Who knows when that thing was first done... I did that finish myself a few years back (maybe 10 or so), and remember it feeling about 10a, but I could be wrong as my memory is a bit fuzzy.
By Vince Buffalini
Jan 1, 2015
rating: 5.6 4c 14 V 12 S 4b

A classic. turn the corner at the halfway point onto the beautiful exposed face with horizontals reminiscent of the gunks
By Benandstuff
From: Winston-Salem, NC
Nov 1, 2015

A great line with great exposure, and plentiful protection. It stays on grade for almost the entire climb, only backing off as you approach the top. The rock on the upper face is really pretty, too.

I looked for the rap anchors Robert Hutchins mentioned, but I did not find them. I imagine they have been worn down and/or cut in the intervening years since his post.

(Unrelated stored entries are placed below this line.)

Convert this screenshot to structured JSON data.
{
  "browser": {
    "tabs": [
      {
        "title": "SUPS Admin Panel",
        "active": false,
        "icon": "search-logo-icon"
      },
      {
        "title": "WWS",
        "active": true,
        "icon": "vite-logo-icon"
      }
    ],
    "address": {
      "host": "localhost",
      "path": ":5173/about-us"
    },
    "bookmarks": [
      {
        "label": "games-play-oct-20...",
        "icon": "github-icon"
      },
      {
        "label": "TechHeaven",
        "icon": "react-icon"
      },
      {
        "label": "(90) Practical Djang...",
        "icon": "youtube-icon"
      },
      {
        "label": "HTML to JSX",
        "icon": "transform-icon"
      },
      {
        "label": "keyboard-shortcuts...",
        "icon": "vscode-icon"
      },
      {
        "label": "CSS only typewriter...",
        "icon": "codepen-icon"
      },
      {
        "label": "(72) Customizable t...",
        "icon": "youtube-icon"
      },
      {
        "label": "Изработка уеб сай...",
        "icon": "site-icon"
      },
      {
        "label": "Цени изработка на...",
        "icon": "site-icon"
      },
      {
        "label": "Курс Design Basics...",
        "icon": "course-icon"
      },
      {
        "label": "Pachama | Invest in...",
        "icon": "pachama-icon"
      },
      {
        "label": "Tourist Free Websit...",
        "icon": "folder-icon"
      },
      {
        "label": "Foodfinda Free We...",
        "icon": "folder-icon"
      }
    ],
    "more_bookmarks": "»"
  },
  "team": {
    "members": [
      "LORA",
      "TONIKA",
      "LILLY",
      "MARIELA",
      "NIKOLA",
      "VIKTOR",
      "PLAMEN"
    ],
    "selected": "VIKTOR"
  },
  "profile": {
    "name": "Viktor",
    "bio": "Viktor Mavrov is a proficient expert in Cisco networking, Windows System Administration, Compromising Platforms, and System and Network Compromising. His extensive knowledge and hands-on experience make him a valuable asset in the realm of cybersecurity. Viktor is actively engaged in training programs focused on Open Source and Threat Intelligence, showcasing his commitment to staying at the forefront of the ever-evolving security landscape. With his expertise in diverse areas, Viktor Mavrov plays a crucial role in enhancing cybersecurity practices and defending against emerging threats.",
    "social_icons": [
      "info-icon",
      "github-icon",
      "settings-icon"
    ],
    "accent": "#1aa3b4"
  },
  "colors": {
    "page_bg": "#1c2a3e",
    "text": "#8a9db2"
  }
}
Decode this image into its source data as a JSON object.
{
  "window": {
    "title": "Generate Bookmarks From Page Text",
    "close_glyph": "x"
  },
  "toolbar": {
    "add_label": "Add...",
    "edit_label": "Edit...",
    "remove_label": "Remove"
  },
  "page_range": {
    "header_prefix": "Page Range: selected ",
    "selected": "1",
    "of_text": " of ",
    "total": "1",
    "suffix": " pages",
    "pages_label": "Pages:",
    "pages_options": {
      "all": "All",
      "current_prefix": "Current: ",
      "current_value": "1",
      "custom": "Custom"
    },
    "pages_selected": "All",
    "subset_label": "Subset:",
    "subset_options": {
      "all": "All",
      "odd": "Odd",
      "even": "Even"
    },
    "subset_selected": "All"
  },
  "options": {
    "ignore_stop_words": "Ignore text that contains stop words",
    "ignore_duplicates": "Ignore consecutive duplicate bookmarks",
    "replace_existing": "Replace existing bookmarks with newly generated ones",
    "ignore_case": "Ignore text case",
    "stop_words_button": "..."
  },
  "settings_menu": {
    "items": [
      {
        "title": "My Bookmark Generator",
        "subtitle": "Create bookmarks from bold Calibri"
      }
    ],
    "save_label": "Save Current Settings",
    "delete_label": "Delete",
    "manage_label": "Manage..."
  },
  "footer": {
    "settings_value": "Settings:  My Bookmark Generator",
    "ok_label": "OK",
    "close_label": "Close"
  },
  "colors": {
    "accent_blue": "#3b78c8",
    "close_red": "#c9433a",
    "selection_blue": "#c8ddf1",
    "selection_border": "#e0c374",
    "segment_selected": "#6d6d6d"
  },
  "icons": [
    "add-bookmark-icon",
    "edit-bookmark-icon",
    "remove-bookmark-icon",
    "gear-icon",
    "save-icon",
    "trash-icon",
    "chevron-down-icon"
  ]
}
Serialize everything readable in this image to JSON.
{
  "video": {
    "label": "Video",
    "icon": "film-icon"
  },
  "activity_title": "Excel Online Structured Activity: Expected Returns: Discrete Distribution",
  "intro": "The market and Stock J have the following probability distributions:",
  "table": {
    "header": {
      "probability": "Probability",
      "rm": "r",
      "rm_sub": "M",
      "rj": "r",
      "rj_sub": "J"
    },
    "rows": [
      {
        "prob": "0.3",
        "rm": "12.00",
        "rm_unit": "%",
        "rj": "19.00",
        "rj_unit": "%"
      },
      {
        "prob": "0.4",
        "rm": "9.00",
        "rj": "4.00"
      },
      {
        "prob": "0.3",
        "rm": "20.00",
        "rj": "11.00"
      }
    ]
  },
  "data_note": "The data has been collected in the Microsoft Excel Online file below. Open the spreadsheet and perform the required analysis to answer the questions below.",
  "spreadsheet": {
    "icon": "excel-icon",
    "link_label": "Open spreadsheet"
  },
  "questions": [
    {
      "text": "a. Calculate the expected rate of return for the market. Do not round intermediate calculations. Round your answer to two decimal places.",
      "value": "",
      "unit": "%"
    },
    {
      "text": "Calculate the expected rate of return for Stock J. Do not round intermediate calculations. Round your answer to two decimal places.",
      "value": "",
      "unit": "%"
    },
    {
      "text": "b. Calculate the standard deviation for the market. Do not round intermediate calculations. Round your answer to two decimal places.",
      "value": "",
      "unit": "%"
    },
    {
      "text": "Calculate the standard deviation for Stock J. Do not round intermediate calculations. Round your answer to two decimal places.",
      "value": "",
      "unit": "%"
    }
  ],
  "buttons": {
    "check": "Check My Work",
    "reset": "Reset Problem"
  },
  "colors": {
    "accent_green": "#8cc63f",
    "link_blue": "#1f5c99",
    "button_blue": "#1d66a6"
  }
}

EDIT: I have since found the rap anchors. Once you top out, go straight back and drop into a small ravine. Take a right, down the ravine, and around some trees/shrubs, to a lower level of the ravine. From here, the anchor is about 4 nuts in a horizontal crack 10 feet up on the left wall, over the edge.
By Robert Hutchins
Feb 5, 2016

The anchor consists of at least three passive pieces on stainless steel cable, and is up on the wall above a notch. It was still there late Fall when I climbed it last. The anchor is not located where you top out. You have to step cliff right over the notch where you top-out and scramble back cliff-right over the little "hill" of rock and down the short slab. To locate it, just think of where the anchor would need to be to leave you 15'-25' uphill of the start of the climb when you rap. I'm guessing people just don't think to look down the slab to locate it.
By smurray47
Apr 30, 2016
rating: 5.6 4c 14 V 12 S 4b

By far the best 5.6 at Moore's. Great climb to get on your first time in the area, or as a warm-up your 20th visit. Eats up gear and is very safe. Crux is probably the start, and you'll be out of sight for the finish, so make sure your second is going to push through it if they're not a climber. Belay from the top, descend either via the somewhat questionable Wailing Wall anchors, or scramble over to the Golden Earring anchors which inspire a little more confidence.
By Russ Keane
Jun 19, 2016

This is a ridiculously fun rock climb. Beyond classic -- and to go at 5.6.... wow... thank you Moore's. The aesthetic beauty and quality of the rock, is simply something to behold on this dreamy out of this world line. You will not even be aware of anything else of life other than being on the sharp end on this gem!.